I turned 40 in a Hampton Inn in Macon, Ga., nursing a sore neck from a car accident the previous day. Heading out to a high school in rural Crawford County, where I was working that week, I got bopped by a woman taking her daughter to school. None of us was hurt—just the cars. The woman at the Avis counter gave me a look when she turned over the keys to another Dodge. Even my birthday dinner that evening, alone at a restaurant just down the road from the motel, was a crick in the neck: Macon was packed those few days, with all of coastal South Carolina and Georgia heading inland due to Hurricane Floyd. Too much noise, too much smoke. The young woman bartending barely got me the right dinner.
But the folks at Crawford County High School knew how to treat a newly inaugurated 40-year-old—in fact I'd encourage anyone turning that magical number to head out from Macon on Route 80, about a 20 minute drive west to the high school. They know what to say. Just be careful at the intersection at Knoxville Road.
And when I got home to D.C., after a white-knuckle flight into Reagan National, Scott Von Eschen's e-mail was waiting for me, another Virgo and another guy who knows what to say.
"This time," he wrote, "I have you beat. I turned 40 this past Sunday." The Old Man was getting ready to fly to Vancouver to spend a week kayaking rivers in British Columbia, Washington, Oregon, California. "I'm going with two of my employees, and we're just gonna spend the week paddling a new river each day, then driving on to the next. We'll just keep working our way south."

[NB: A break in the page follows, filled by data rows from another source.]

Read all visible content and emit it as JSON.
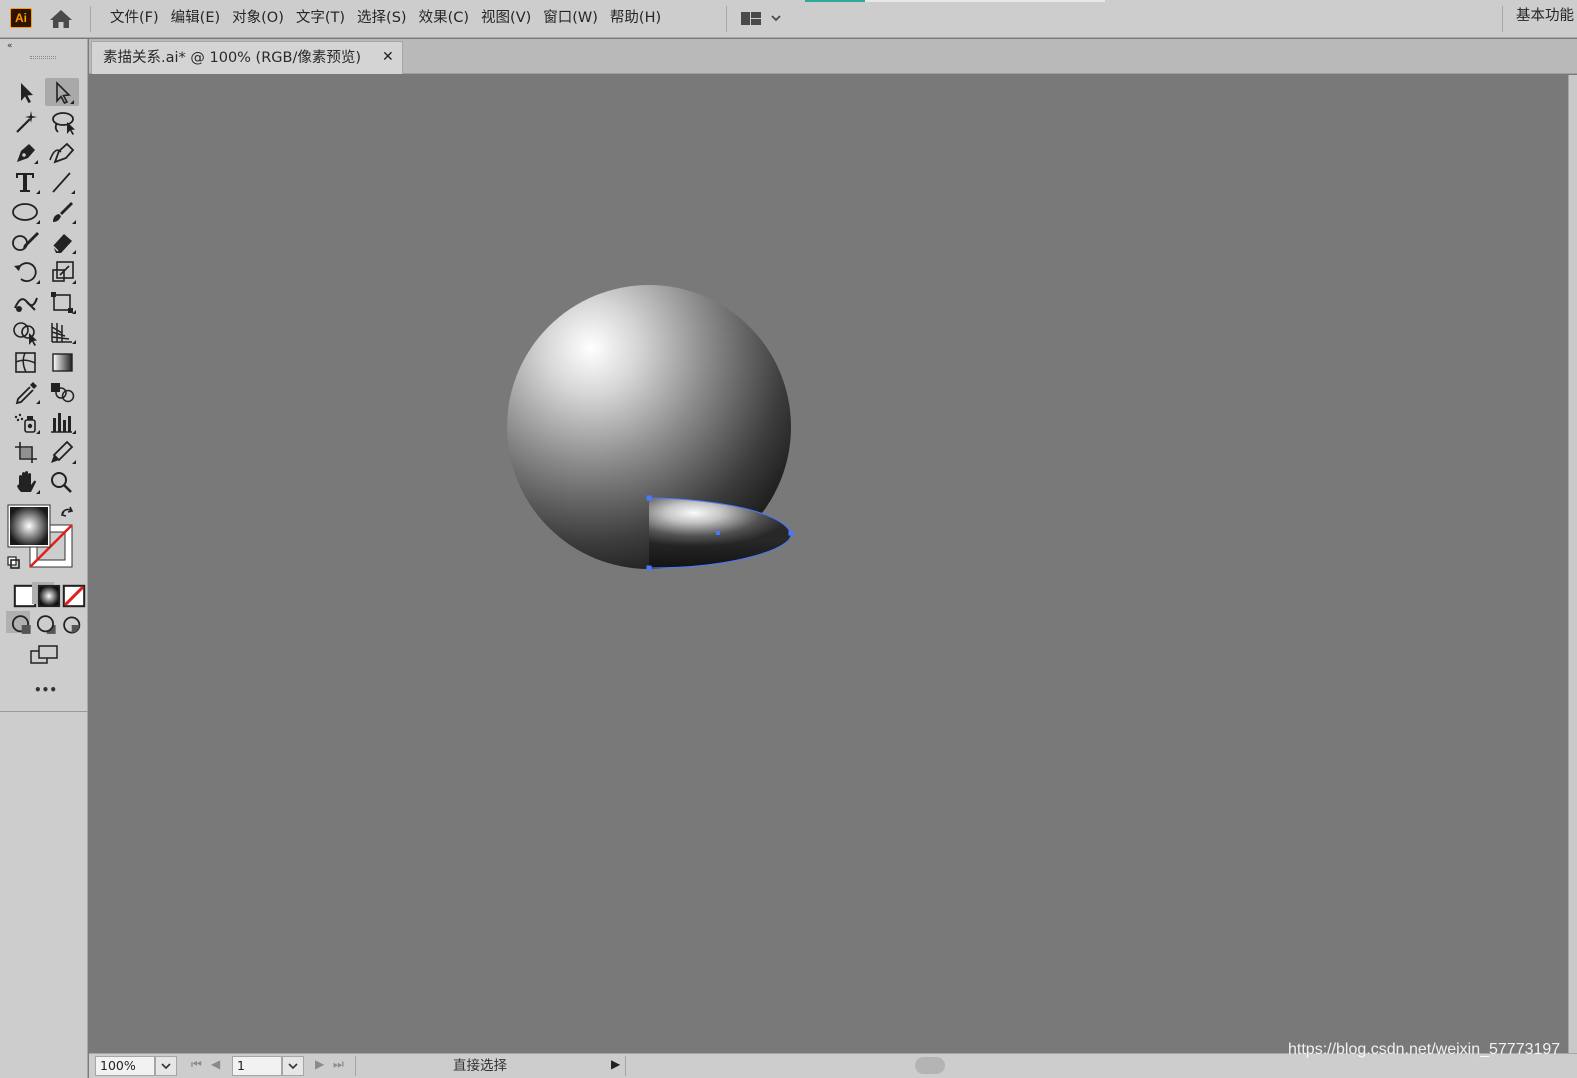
{
  "app": {
    "logo_text": "Ai"
  },
  "menu": {
    "items": [
      "文件(F)",
      "编辑(E)",
      "对象(O)",
      "文字(T)",
      "选择(S)",
      "效果(C)",
      "视图(V)",
      "窗口(W)",
      "帮助(H)"
    ],
    "workspace_label": "基本功能"
  },
  "document": {
    "tab_title": "素描关系.ai* @ 100% (RGB/像素预览)",
    "close_glyph": "✕"
  },
  "toolbar": {
    "collapse_glyph": "«",
    "more_glyph": "•••"
  },
  "status": {
    "zoom": "100%",
    "artboard": "1",
    "current_tool": "直接选择"
  },
  "watermark": "https://blog.csdn.net/weixin_57773197",
  "colors": {
    "canvas": "#797979",
    "chrome": "#cdcdcd",
    "selection": "#4a78ff",
    "logo_orange": "#ff9a00"
  }
}
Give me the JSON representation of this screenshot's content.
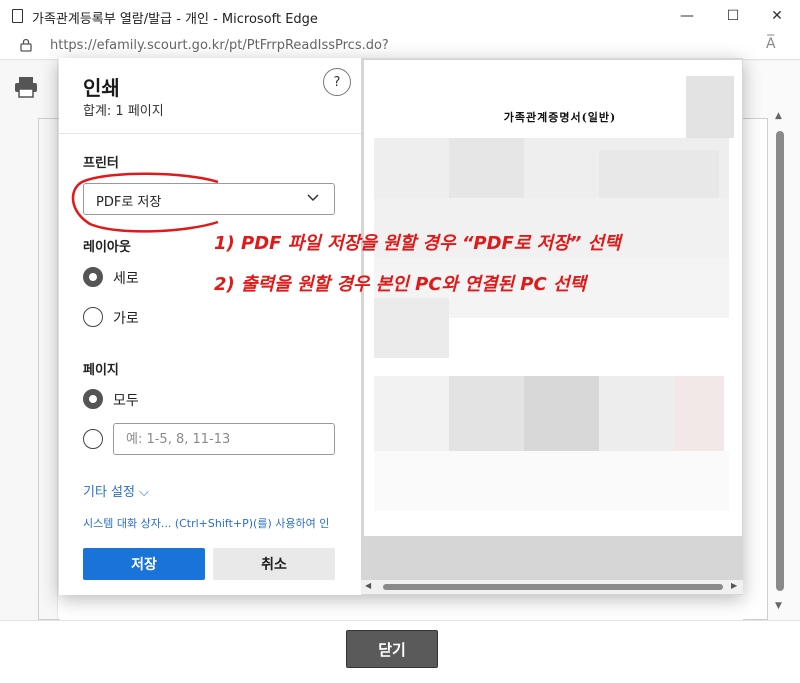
{
  "window": {
    "title": "가족관계등록부 열람/발급 - 개인 - Microsoft Edge",
    "url": "https://efamily.scourt.go.kr/pt/PtFrrpReadIssPrcs.do?",
    "minimize_glyph": "—",
    "maximize_glyph": "☐",
    "close_glyph": "✕",
    "read_aloud_glyph": "A̅"
  },
  "print_dialog": {
    "title": "인쇄",
    "total": "합계: 1 페이지",
    "help_glyph": "?",
    "printer_label": "프린터",
    "printer_value": "PDF로 저장",
    "layout_label": "레이아웃",
    "layout_options": [
      "세로",
      "가로"
    ],
    "layout_selected": "세로",
    "pages_label": "페이지",
    "pages_options": [
      "모두"
    ],
    "pages_selected": "모두",
    "pages_placeholder": "예: 1-5, 8, 11-13",
    "more_settings": "기타 설정 ⌵",
    "system_dialog_link": "시스템 대화 상자... (Ctrl+Shift+P)(를) 사용하여 인",
    "save_button": "저장",
    "cancel_button": "취소"
  },
  "preview": {
    "document_title": "가족관계증명서(일반)"
  },
  "annotation": {
    "line1": "1) PDF 파일 저장을 원할 경우 “PDF로 저장” 선택",
    "line2": "2) 출력을 원할 경우 본인 PC와 연결된 PC 선택",
    "color": "#e01919"
  },
  "page_footer": {
    "close_button": "닫기"
  },
  "icons": {
    "printer": "printer-icon",
    "lock": "lock-icon",
    "document": "document-icon",
    "chevron": "chevron-down-icon"
  }
}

Scott had a great summer with his outdoor adventures company, Adventures Cross Country—"Like most businesses these days," he wrote, "we're just riding on the economy wave"—and his daughters and wife Kristin are well, too.
"Campbell had her first soccer game yesterday," her coach confided, "and got in there and mixed it up with everyone. Kristin and I were stunned."
Steve Kroll turned 40 in August, but it went unnoticed by his wife and kids. "Having a 4- and 2-year old around the house," he told me, "prevents any sort of time-consuming celebration. I guess I'll have to wait until I turn 50."
And according to Patsy Fisher-Harris,Alain Moreaux is doing something rather cool for his Big Day. The Eurail pass also turns 40 this year and offers 40 percent discounts to people celebrating that same birthday. Alain and Bernie Sheehan are taking advantage of the deal and touring France together this fall.
"How they are managing to do this," wondered Patsy and the rest of humanity, "without wives and kids is a question I have no answer for. It certainly would not go over big in my household."
Reunion this coming June, classmates. Watch this column for details but make those Southwest Air reservations into Manchester for Friday the 16th. I will be there with an Avis car waiting for you—that is, if you want to ride with me.